Exercise 3: Exploring PC scores

We can plot the PC1 and PC2 scores against each other in a scatterplot to see if these new variables cluster the cases according to some other information. For example, in this data, we have tumor type labels for each case. (4 tumor types)

  1. The x component of pca_out contains these scores. Complete the code below to make a scatterplot of the PC2 scores versus the PC1 scores.
# Color the points by the information in train_labels (the 4 cancer subtypes present)
pca_out %>% 
    pluck('x') %>%
    as.data.frame() %>%
    mutate(labels = train_labels) %>%
    ggplot(aes(x = ??, y = ??, color = factor(??))) + 
    geom_point() +
    labs(x = 'PC1', y = 'PC2') +
    scale_color_viridis_d() +
    theme_classic()
  1. Do you notice any clustering by tumor type?
  2. How could we use k-means and hierarchical clustering to see whether the cases (tissue samples) cluster by tumor type?
  3. How can we use loadings and the information in the score plot to understand what genes drive groupings of the tissue samples?

Exercise 4: Scree plots and dimension reduction

Let’s explore how to use PCA for dimension reduction.

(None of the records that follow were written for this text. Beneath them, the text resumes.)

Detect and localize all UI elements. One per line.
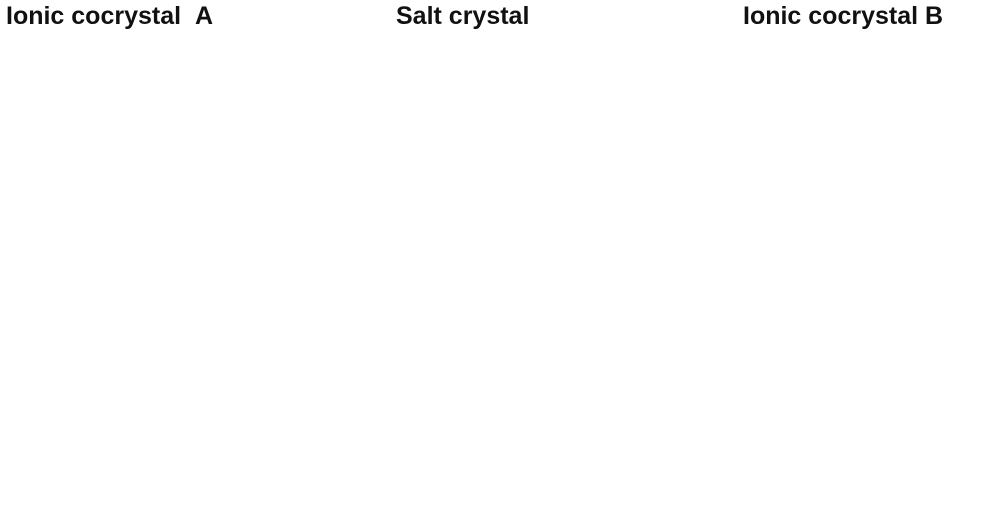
svg-text:Salt crystal: Salt crystal — [396, 2, 529, 30]
svg-text:Ionic cocrystal B: Ionic cocrystal B — [743, 2, 943, 30]
svg-text:Ionic cocrystal A: Ionic cocrystal A — [6, 2, 213, 30]
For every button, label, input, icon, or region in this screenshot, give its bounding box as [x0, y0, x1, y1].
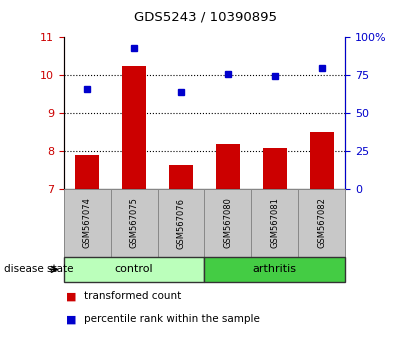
Bar	[216, 144, 240, 189]
Bar	[76, 155, 99, 189]
Bar	[263, 148, 286, 189]
Bar	[169, 165, 193, 189]
Bar	[310, 132, 333, 189]
Text: percentile rank within the sample: percentile rank within the sample	[84, 314, 260, 324]
Text: GSM567080: GSM567080	[224, 198, 233, 249]
Text: GSM567076: GSM567076	[176, 198, 185, 249]
Text: GSM567081: GSM567081	[270, 198, 279, 249]
Text: ■: ■	[66, 291, 76, 301]
Text: arthritis: arthritis	[253, 264, 297, 274]
Text: GSM567074: GSM567074	[83, 198, 92, 249]
Text: GSM567075: GSM567075	[129, 198, 139, 249]
Text: disease state: disease state	[4, 264, 74, 274]
Text: GSM567082: GSM567082	[317, 198, 326, 249]
Bar	[122, 66, 146, 189]
Text: GDS5243 / 10390895: GDS5243 / 10390895	[134, 11, 277, 24]
Text: control: control	[115, 264, 153, 274]
Text: transformed count: transformed count	[84, 291, 182, 301]
Text: ■: ■	[66, 314, 76, 324]
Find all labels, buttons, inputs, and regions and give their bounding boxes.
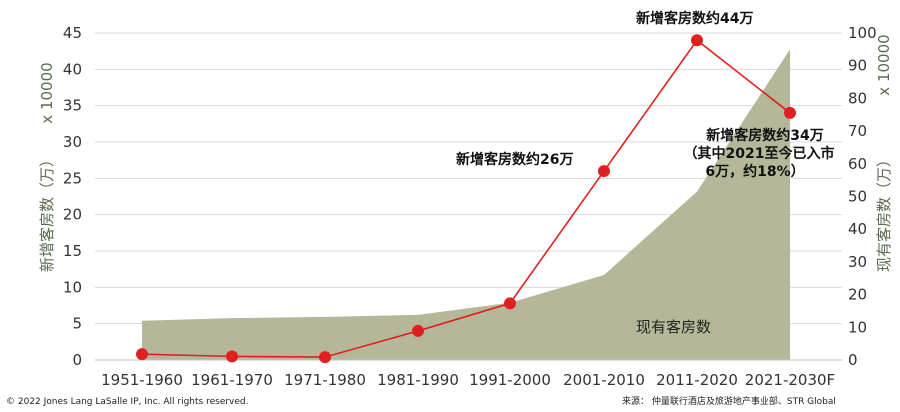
x-tick-label: 1981-1990 (377, 371, 459, 389)
left-tick-label: 15 (63, 242, 82, 260)
right-tick-label: 0 (848, 351, 858, 369)
left-tick-label: 30 (63, 133, 82, 151)
annotation-34-line2: （其中2021至今已入市 (684, 145, 835, 162)
right-tick-label: 70 (848, 122, 867, 140)
source-text: 来源： 仲量联行酒店及旅游地产事业部、STR Global (622, 395, 836, 407)
annotation-26: 新增客房数约26万 (456, 151, 573, 168)
new-rooms-point (504, 297, 516, 310)
gridlines (95, 32, 842, 325)
right-axis-title: 现有客房数（万） (875, 152, 893, 272)
new-rooms-series (136, 34, 796, 364)
x-tick-label: 1971-1980 (284, 371, 366, 389)
existing-rooms-area (142, 49, 790, 360)
x-tick-label: 1951-1960 (101, 371, 183, 389)
right-tick-label: 20 (848, 286, 867, 304)
left-tick-label: 25 (63, 169, 82, 187)
new-rooms-point (784, 106, 796, 119)
x-tick-label: 1991-2000 (469, 371, 551, 389)
x-tick-label: 1961-1970 (191, 371, 273, 389)
right-tick-label: 50 (848, 188, 867, 206)
right-tick-label: 100 (848, 24, 877, 42)
right-tick-label: 80 (848, 89, 867, 107)
x-tick-label: 2001-2010 (563, 371, 645, 389)
left-tick-label: 40 (63, 60, 82, 78)
annotation-34-line3: 6万，约18%） (705, 163, 804, 180)
left-tick-label: 45 (63, 24, 82, 42)
new-rooms-point (136, 348, 148, 361)
annotation-34-line1: 新增客房数约34万 (706, 127, 823, 144)
new-rooms-line (141, 39, 791, 358)
new-rooms-point (691, 34, 703, 47)
new-rooms-point (226, 350, 238, 363)
left-tick-label: 35 (63, 97, 82, 115)
x-tick-label: 2021-2030F (745, 371, 835, 389)
right-tick-label: 40 (848, 220, 867, 238)
new-rooms-point (412, 324, 424, 337)
area-label: 现有客房数 (636, 318, 711, 336)
right-tick-label: 10 (848, 318, 867, 336)
new-rooms-point (598, 165, 610, 178)
left-tick-label: 5 (72, 315, 82, 333)
left-tick-label: 10 (63, 278, 82, 296)
right-tick-label: 60 (848, 155, 867, 173)
annotation-44: 新增客房数约44万 (636, 10, 753, 27)
x-tick-label: 2011-2020 (656, 371, 738, 389)
left-tick-label: 0 (72, 351, 82, 369)
axes: 0 5 10 15 20 25 30 35 40 45 0 10 20 30 40 50 60 70 80 90 100… (63, 24, 877, 389)
right-tick-label: 90 (848, 57, 867, 75)
left-tick-label: 20 (63, 206, 82, 224)
new-rooms-point (319, 351, 331, 364)
left-axis-title: 新增客房数（万） (38, 152, 56, 272)
right-axis-multiplier: x 10000 (875, 34, 893, 95)
left-axis-multiplier: x 10000 (38, 62, 56, 123)
right-tick-label: 30 (848, 253, 867, 271)
copyright-text: © 2022 Jones Lang LaSalle IP, Inc. All r… (6, 397, 249, 407)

  1. The sdev component of pca_out gives the standard deviation explained by each principal component. Explain what the first 2 lines of code below are doing.
var_explained <- (pca_out %>% pluck('sdev'))^2
pve <- var_explained/sum(var_explained)

var_data <- tibble(
    PC = seq_len(length(var_explained)),
    var_explained = var_explained,
    pve = pve
)
    
# Construct scree plots
p1 <- var_data %>%
    ggplot(aes(x = PC, y = pve)) +
    geom_point() + 
    geom_line() + 
    labs(x = 'Principal Component', y = 'Proportion of varinace explained') +
    theme_classic()

p2 <- var_data %>%
    ggplot(aes(x = PC, y = cumsum(pve))) +
    geom_point() + 
    geom_line() + 
    labs(x = 'Principal Component', y = 'Cumulative proportion of variance explained') +
    theme_classic()

library(ggpubr) 
ggarrange(p1, p2)
  1. Explain why the plots above look the way they do. (These plots are called scree plots.)
  2. We can think of principal components as new variables. PCA allows us to perform dimension reduction to use a smaller set of variables, often to accompany supervised learning. How can we use the plots above to guide a choice about the number of PCs to use?
  3. Carefully describe how we could also use cross-validation to pick the number of PCs. (For concreteness, suppose that we’re in a linear regression setting.)

Exercise 5: Variable scaling

You likely noticed the scale = TRUE within prcomp() above. This scales the variables to all have unit variance. Explain why this is often advisable by thinking generally about the ranges of different variables. In what other methods would scaling be important?